13/06/17

The end of bond issues and structured notes for the public at large?

By way of reminder, the FSMA published a position paper dated 30 January 2017 (entry into force) on the application of the Belgian rules relating to unfair terms to certain clauses used for offering investment instruments (the “Position”).

The Position presents a set of recommendations and interpretations as to the scope of the provisions relating to unfair terms, being part of the Book VI “Market practices and consumer protection” of the Code of Economic Law (the “CEL”) vis-à-vis the contractual relationship between issuers of investment instruments and investors (in their capacity as consumers in the meaning of the CEL). The consumer is construed as being any natural person who is acting for purposes which are outside his trade, industrial, craft or professional activity. 

Since the publication of the Position, we have noted an abrupt slowdown, even a discontinuation, of all bond issues addressed to Belgian retail clients. Potential issuers and arranger banks are indeed facing strong opposition from the FSMA on the thorny question of whether certain clauses, hitherto commonly accepted, should be maintained. 
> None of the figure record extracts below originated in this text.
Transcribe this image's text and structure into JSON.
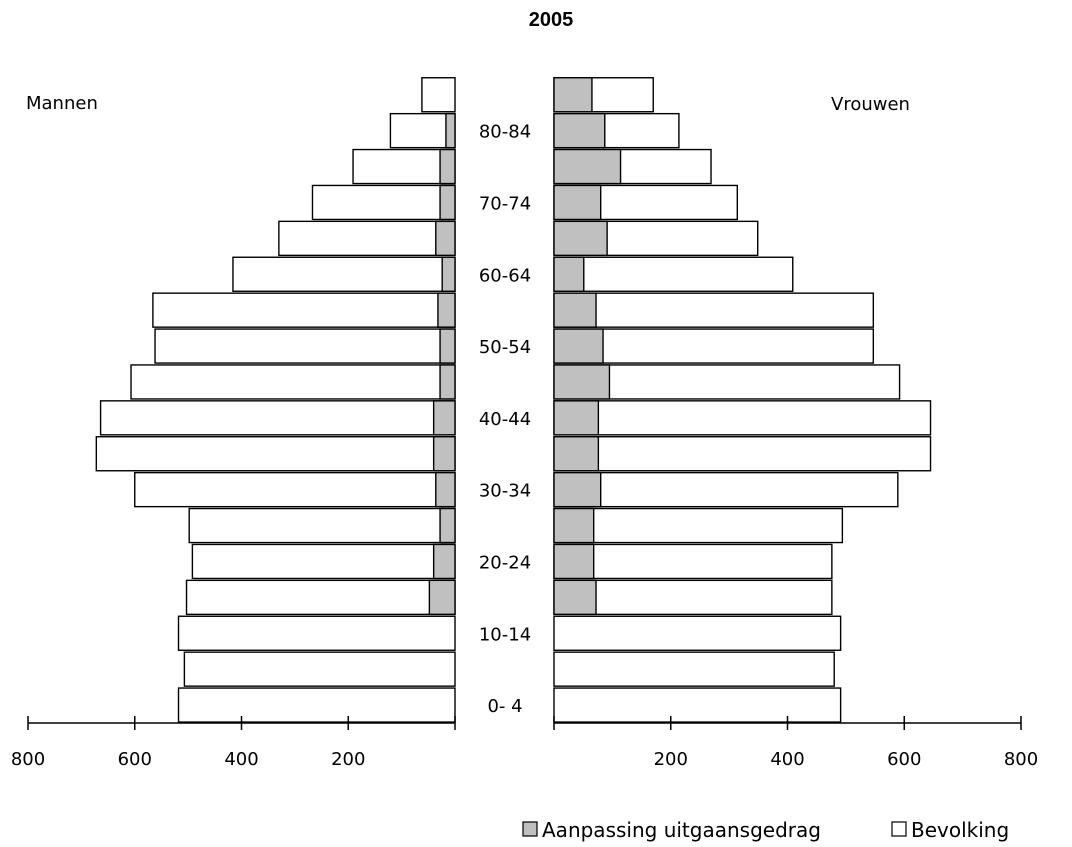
{
  "chart_data": {
    "type": "bar",
    "title": "2005",
    "left_label": "Mannen",
    "right_label": "Vrouwen",
    "age_groups": [
      "0- 4",
      "5-9",
      "10-14",
      "15-19",
      "20-24",
      "25-29",
      "30-34",
      "35-39",
      "40-44",
      "45-49",
      "50-54",
      "55-59",
      "60-64",
      "65-69",
      "70-74",
      "75-79",
      "80-84",
      "85+"
    ],
    "age_group_labels_shown": [
      "0- 4",
      "10-14",
      "20-24",
      "30-34",
      "40-44",
      "50-54",
      "60-64",
      "70-74",
      "80-84"
    ],
    "series": [
      {
        "name": "Bevolking",
        "color": "#ffffff",
        "men": [
          518,
          507,
          518,
          503,
          492,
          498,
          600,
          672,
          664,
          607,
          562,
          566,
          416,
          330,
          267,
          191,
          121,
          62
        ],
        "women": [
          491,
          480,
          491,
          476,
          476,
          494,
          589,
          645,
          645,
          592,
          547,
          547,
          409,
          349,
          314,
          269,
          214,
          170
        ]
      },
      {
        "name": "Aanpassing uitgaansgedrag",
        "color": "#c0c0c0",
        "men": [
          0,
          0,
          0,
          48,
          40,
          28,
          36,
          40,
          40,
          28,
          28,
          32,
          24,
          36,
          28,
          28,
          17,
          0
        ],
        "women": [
          0,
          0,
          0,
          72,
          68,
          68,
          80,
          76,
          76,
          95,
          84,
          72,
          51,
          91,
          80,
          114,
          87,
          65
        ]
      }
    ],
    "x_ticks_left": [
      "800",
      "600",
      "400",
      "200"
    ],
    "x_ticks_right": [
      "200",
      "400",
      "600",
      "800"
    ],
    "xlim": [
      0,
      800
    ],
    "grid": false,
    "legend_position": "bottom-right"
  }
}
The Position does not have any regulatory value as such but rather reflects the opinion of the FSMA. It therefore does not prejudice the interpretation power that can ultimately be exercised by the Belgian courts. 

The scope of the Position encompasses all offers of investment instruments (public or non-public and with or without requirement of a prospectus) made to consumers in Belgium. Although the Position had been shaped following a problem mostly affecting structured notes, it applies mutatis mutandis to non-structured debt securities with right to payment of nominal value upon maturity (e.g. senior notes and plain vanilla bonds) as well as to investment instruments of undetermined duration (e.g. CFD, warrants, etc.). 

Supervision by the FSMA will be firstly grounded on a blacklist itemizing all “absolute” unfair terms as per Article VI.83 of the CEL, with a dedicated focus on: 

  • clauses allowing the issuer to adjust unilaterally essential features of the contract;
  • clauses allowing the issuer to terminate unilaterally a contract with a fixed duration, without providing for an indemnification for the consumer;
  • clauses allowing substitution of the issuer; and
  • the exclusion from recourse to force majeure which would result from certain events (e.g. tax events, increased cost of hedging, clean-up, stop loss, etc.).


Call and clean-up clauses typically exemplify the above in relation to unilateral termination by the issuer. 

It will be secondly grounded on the general principle according to which a clause will be regarded as unfair as soon as it creates a patent unbalance between rights and obligations of the parties to the detriment of the consumer.

Any unfair term could result into its ban and nullity.